The spread of a supercolony can be modeled as a Fisher-KPP reaction-diffusion wave:

\[ \frac{\partial u}{\partial t} = D \frac{\partial^2 u}{\partial x^2} + r u (1 - u) \]

where \(u(x,t)\) is the Argentine ant density (normalized),\(D\) is the diffusion coefficient (~0.1 km\(^2\)/year from budding dispersal), and \(r\) is the intrinsic growth rate (~2/year). The wave speed:

\[ c^* = 2\sqrt{Dr} \approx 2\sqrt{0.1 \times 2} \approx 0.9 \text{ km/year} \]

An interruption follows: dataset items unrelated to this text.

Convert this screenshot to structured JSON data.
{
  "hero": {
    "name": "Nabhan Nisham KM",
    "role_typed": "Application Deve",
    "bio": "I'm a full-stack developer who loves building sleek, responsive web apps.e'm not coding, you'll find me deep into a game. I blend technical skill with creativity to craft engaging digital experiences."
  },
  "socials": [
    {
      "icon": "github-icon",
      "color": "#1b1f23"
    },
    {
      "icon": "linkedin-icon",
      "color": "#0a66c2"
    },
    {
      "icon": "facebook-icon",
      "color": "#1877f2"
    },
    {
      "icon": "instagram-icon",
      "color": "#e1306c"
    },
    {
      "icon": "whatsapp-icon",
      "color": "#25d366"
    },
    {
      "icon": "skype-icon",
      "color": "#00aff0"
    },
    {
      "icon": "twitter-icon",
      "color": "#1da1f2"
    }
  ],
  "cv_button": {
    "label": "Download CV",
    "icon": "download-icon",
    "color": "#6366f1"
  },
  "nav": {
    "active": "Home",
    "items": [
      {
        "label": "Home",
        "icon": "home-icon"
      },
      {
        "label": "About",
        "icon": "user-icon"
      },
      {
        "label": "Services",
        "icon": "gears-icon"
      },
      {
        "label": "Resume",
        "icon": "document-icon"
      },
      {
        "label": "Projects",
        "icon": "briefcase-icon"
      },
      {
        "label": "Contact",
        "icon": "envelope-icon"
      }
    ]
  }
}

However, long-distance jump dispersal (via human transport) greatly accelerates spread. The effective wave speed is better modeled by an integrodifference equation with a fat-tailed dispersal kernel, giving rates of 10–100 km/year in practice.

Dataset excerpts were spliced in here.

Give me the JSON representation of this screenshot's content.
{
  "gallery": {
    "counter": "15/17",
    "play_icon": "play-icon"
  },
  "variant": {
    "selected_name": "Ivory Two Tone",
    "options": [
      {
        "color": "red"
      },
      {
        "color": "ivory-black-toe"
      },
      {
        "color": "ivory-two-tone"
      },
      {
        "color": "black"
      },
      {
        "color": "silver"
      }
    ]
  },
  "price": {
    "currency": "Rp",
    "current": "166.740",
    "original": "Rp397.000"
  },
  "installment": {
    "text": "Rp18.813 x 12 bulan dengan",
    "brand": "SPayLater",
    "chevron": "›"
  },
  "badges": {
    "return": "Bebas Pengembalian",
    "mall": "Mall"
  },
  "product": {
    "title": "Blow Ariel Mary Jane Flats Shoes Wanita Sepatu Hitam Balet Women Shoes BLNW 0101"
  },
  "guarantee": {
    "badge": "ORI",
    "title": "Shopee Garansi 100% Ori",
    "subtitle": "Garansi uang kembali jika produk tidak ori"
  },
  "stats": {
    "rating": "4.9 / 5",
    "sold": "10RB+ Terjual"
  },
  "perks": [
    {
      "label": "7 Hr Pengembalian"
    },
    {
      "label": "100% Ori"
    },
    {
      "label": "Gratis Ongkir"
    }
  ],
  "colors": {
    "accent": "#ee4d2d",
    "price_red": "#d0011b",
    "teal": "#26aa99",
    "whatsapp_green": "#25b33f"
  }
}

Ants possess the largest known odorant receptor (OR) gene family in insects: over 400 OR genes in some species (vs. ~60 in Drosophila, ~170 in honeybees). This expansion reflects the central role of chemical communication in ant societies:

• 9-exon OR subfamily: Massively expanded in ants (~350 genes). These receptors detect cuticular hydrocarbons used for nestmate recognition, caste identification, and task allocation.
• Functional implications: McKenzie et al. (2016) showed that disrupting the OR co-receptor orco in Harpegnathos saltatorabolishes social behavior: mutant ants cannot follow trails, recognize nestmates, or respond to alarm pheromones.

DNA Methylation

Ant genomes have functional DNA methyltransferases (DNMT1, DNMT3). Differentially methylated regions (DMRs) between queens and workers affect:

• Alternative splicing of caste-biased genes
• Expression of insulin/TOR signaling pathway genes
• Juvenile hormone (JH) biosynthesis genes
• Vitellogenin (yolk protein) expression

\[ \text{JH titer} \xrightarrow{\text{high}} \text{Queen development} \qquad \text{JH titer} \xrightarrow{\text{low}} \text{Worker development} \]

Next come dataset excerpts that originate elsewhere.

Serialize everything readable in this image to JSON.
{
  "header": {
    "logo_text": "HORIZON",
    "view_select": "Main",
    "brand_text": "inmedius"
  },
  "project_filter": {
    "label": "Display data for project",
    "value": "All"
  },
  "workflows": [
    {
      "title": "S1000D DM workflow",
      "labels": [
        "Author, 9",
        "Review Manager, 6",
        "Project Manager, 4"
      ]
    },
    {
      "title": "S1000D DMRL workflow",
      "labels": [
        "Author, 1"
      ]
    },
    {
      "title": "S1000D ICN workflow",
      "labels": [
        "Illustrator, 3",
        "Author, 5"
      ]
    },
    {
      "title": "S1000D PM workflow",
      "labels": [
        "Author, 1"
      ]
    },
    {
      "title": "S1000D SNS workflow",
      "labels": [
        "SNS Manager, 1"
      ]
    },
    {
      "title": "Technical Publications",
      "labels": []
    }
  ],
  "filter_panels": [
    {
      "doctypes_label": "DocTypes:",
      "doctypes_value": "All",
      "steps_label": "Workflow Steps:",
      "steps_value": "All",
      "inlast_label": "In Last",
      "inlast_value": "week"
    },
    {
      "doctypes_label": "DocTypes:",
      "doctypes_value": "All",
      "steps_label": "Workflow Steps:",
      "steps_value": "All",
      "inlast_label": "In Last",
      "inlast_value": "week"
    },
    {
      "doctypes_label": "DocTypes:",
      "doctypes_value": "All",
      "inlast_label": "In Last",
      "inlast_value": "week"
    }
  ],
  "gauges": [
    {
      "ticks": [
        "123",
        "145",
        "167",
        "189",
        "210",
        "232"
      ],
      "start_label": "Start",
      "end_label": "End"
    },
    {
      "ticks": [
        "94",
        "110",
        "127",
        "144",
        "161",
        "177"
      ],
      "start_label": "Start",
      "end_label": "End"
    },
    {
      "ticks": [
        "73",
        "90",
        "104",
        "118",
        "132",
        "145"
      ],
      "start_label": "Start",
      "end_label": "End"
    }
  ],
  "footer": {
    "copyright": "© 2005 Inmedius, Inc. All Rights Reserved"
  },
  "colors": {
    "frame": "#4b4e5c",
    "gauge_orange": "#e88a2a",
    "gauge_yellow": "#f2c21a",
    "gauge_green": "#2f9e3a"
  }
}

Molecular Basis of Queen Longevity

• Telomere maintenance: Queens maintain telomere length throughout life (no shortening), while worker telomeres shorten normally. Queens upregulate telomerase reverse transcriptase (TERT) expression.
• Insulin signaling modification: In most organisms, reduced insulin signaling extends lifespan but reduces fecundity (the canonical aging tradeoff). Ant queens decouple this: they have high fecundity with modified insulin signaling that maintains somatic repair.
• Oxidative stress response: Queens upregulate superoxide dismutase (SOD) and catalase, providing enhanced protection against reactive oxygen species (ROS). The rate of aging can be modeled as:\[ \frac{d(\text{damage})}{dt} = k_{\text{ROS}} \cdot [\text{ROS}] - k_{\text{repair}} \cdot [\text{SOD}] \]Queens have higher \(k_{\text{repair}}\) and lower effective\(k_{\text{ROS}}\) due to protected nest environments.